Fazendo bastante barulho, seguiram o rastro de sangue até encontrarem o corpo do rapaz, já morto e com ferimentos profundos, deixados por dentes e unhas do animal.  Imediatamente, foi providenciado transporte para levar o corpo para Cáceres, onde ele foi necropsiado pelo legista Dr. Manoel Francisco de Campos Neto.  Segundo depoimento do legista, em seus mais de 20 anos de vivência na região, ele havia visto vários casos de acidentes com piranhas e jacarés, mas nunca havia visto acidentes causados por onças-pintadas.  Eu conversei sobre o caso com o biólogo Rogério Cunha de Paula, analista ambiental do Centro Nacional de Pesquisa para a Conservação de Predadores Naturais/CENAP (hoje pertencendo ao Instituto Chico Mendes de Conservação da Biodiversidade , ICMBio), designado para atender à ocorrência, e com o chefe do centro, o veterinário Ronaldo Gonçalves Morato.

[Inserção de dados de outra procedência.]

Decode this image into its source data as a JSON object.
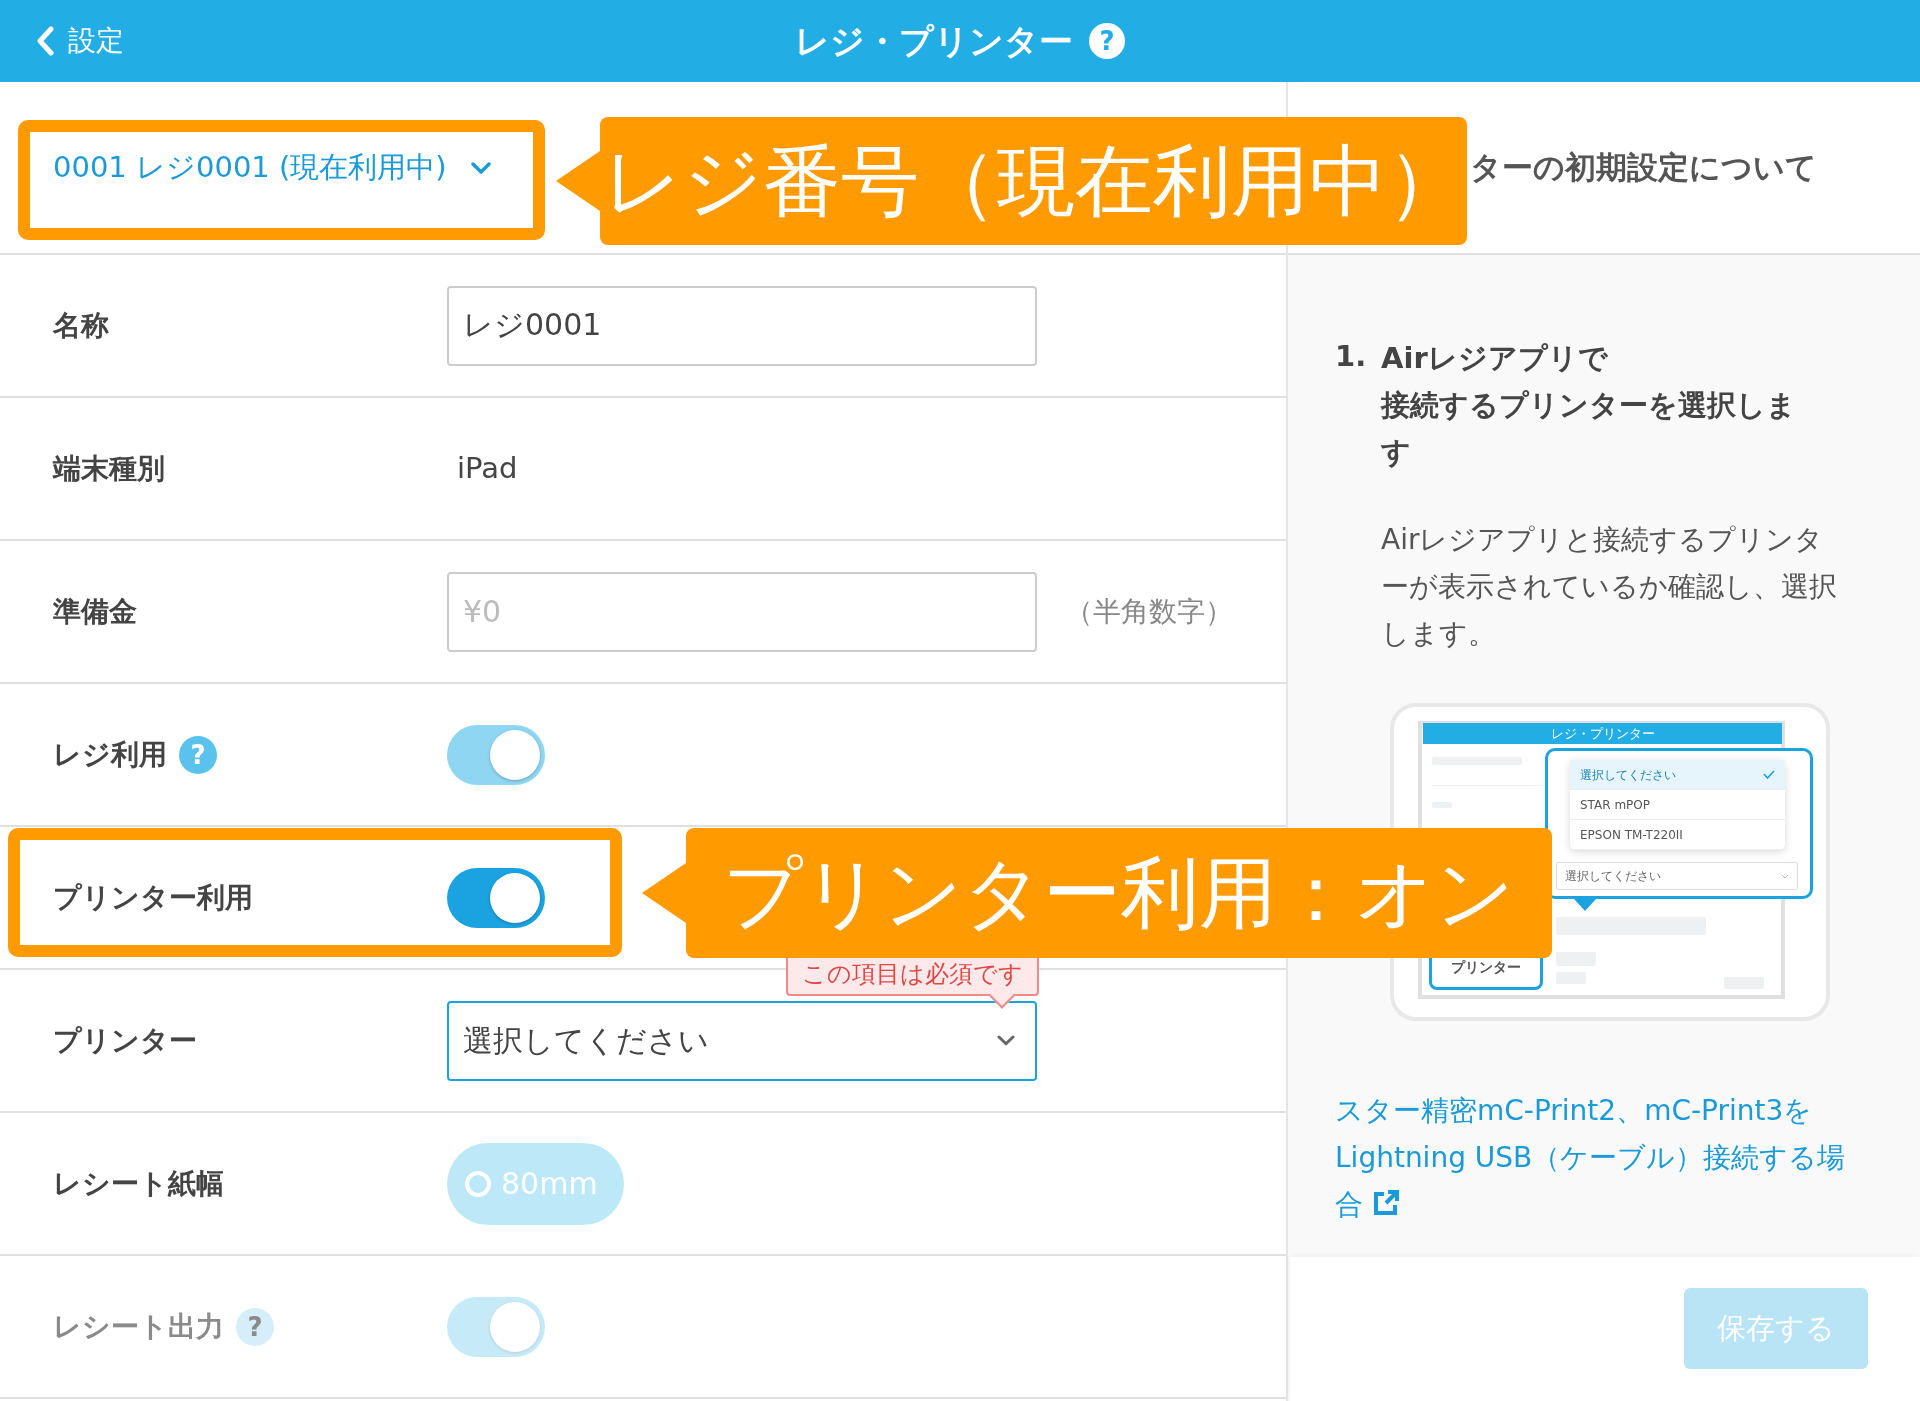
{
  "header": {
    "back_label": "設定",
    "title": "レジ・プリンター",
    "help": "?"
  },
  "register_select": {
    "value": "0001 レジ0001 (現在利用中)"
  },
  "guide_heading": "ターの初期設定について",
  "form_rows": [
    {
      "kind": "input",
      "label": "名称",
      "value": "レジ0001"
    },
    {
      "kind": "text",
      "label": "端末種別",
      "value": "iPad"
    },
    {
      "kind": "input",
      "label": "準備金",
      "placeholder": "¥0",
      "note": "（半角数字）"
    },
    {
      "kind": "toggle",
      "label": "レジ利用",
      "help": "?",
      "on": true,
      "disabled": true
    },
    {
      "kind": "toggle",
      "label": "プリンター利用",
      "on": true,
      "disabled": false
    },
    {
      "kind": "select",
      "label": "プリンター",
      "value": "選択してください",
      "error": "この項目は必須です"
    },
    {
      "kind": "radio",
      "label": "レシート紙幅",
      "options": [
        {
          "label": "80mm",
          "selected": true,
          "disabled": true
        }
      ]
    },
    {
      "kind": "toggle",
      "label": "レシート出力",
      "help": "?",
      "on": true,
      "disabled": true
    }
  ],
  "guide": {
    "steps": [
      {
        "number": "1.",
        "title_lines": [
          "Airレジアプリで",
          "接続するプリンターを選択します"
        ],
        "body": "Airレジアプリと接続するプリンターが表示されているか確認し、選択します。"
      }
    ],
    "illustration": {
      "header_title": "レジ・プリンター",
      "menu_items": [
        {
          "label": "選択してください",
          "selected": true
        },
        {
          "label": "STAR mPOP",
          "selected": false
        },
        {
          "label": "EPSON TM-T220II",
          "selected": false
        }
      ],
      "select_value": "選択してください",
      "field_label": "プリンター"
    },
    "link": "スター精密mC-Print2、mC-Print3をLightning USB（ケーブル）接続する場合"
  },
  "callouts": [
    {
      "text": "レジ番号（現在利用中）"
    },
    {
      "text": "プリンター利用：オン"
    }
  ],
  "footer": {
    "save_button": {
      "label": "保存する",
      "disabled": true
    }
  }
}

O centro, criado em 1994 como um centro especializado do IBAMA, é responsável pelo manejo e conservação dos mamíferos carnívoros do Brasil, que incluem desde os pequenos carnívoros (cachorros-do-mato, furões, iraras, quatis, etc.), passando pelos médios (jaguatiricas, lontras), até os grandes (lobo-guará, ariranhas, e as onças pardas e pintadas, essa última incluindo também a onça-preta, que é a mesma espécie). Esse caso chama a atenção por vários motivos. Primeiro, porque embora ataques a humanos por tigres, leopardos e leões ainda sejam relativamente comuns em países como Índia, Nepal, Rússia, Quênia e Tanzânia, ataques não-provocados de onças-pintadas (jaguar em Inglês ou tigre, em Espanhol) a pessoas são extremamente raros. A onça-pintada é o maior felino das Américas, sendo o terceiro em tamanho no mundo, perdendo apenas para o tigre e o leão, respectivamente.  

Defesa de território

Na verdade, são conhecidos vários casos de ataques de pintadas, mas quase que exclusivamente em situações em que o animal estava sendo caçado e que, geralmente mal-ferido, se volta contra o caçador. Entretanto, como qualquer animal, desde o mais dócil, se ferido ou acuado pode contra-atacar para se defender, esses casos não podem ser usados como parâmetro para estatísticas. Em segundo lugar, a violência aparente do ataque e a ousadia do animal por ter retornado ao acampamento, depois do resgate do corpo do rapaz, e destruído várias coisas (entre elas, as barracas, recipientes para combustível, e latas de inseticida em spray), demonstram um comportamento extremamente atípico, aberrante, para a espécie.  Segundo Rogério, que visitou o local e conversou com várias pessoas envolvidas na situação, a explicação mais plausível parece ser a de defesa do animal do seu território, por ter sido invadido pela presença do acampamento e das pessoas nele. Isso é corroborado por terem sido encontradas várias fezes de pintadas, de diferentes idades no local do acampamento, indicando um uso intenso da área, possivelmente por esse animal.

É sabido que as onças usam as fezes como marcação química, de efeito visual e olfativo, como um cartão de visitas ou um aviso para outros indivíduos da mesma espécie, significando que a área já tem dono. O outro fator, extremamente importante, é decorrente de um hábito que tem se difundido bastante no Pantanal, de cevar as onças com algum tipo de alimento, geralmente peixes, para que elas se habituem com a presença de pessoas e a re-utilizar determinados lugares repetidamente. Também é usado atrair animais, utilizando instrumentos que imitam a vocalização da espécie (chamada esturro).  O pessoal local faz isso para depois levar turistas que pagam, às vezes muito bem, pela oportunidade de ver e fotografar o predador máximo desse ecossistema.  O número de pousadas que em suas propagandas fazem referência à onça-pintada como um fator para atrair público, é um indicativo da popularidade da espécie.  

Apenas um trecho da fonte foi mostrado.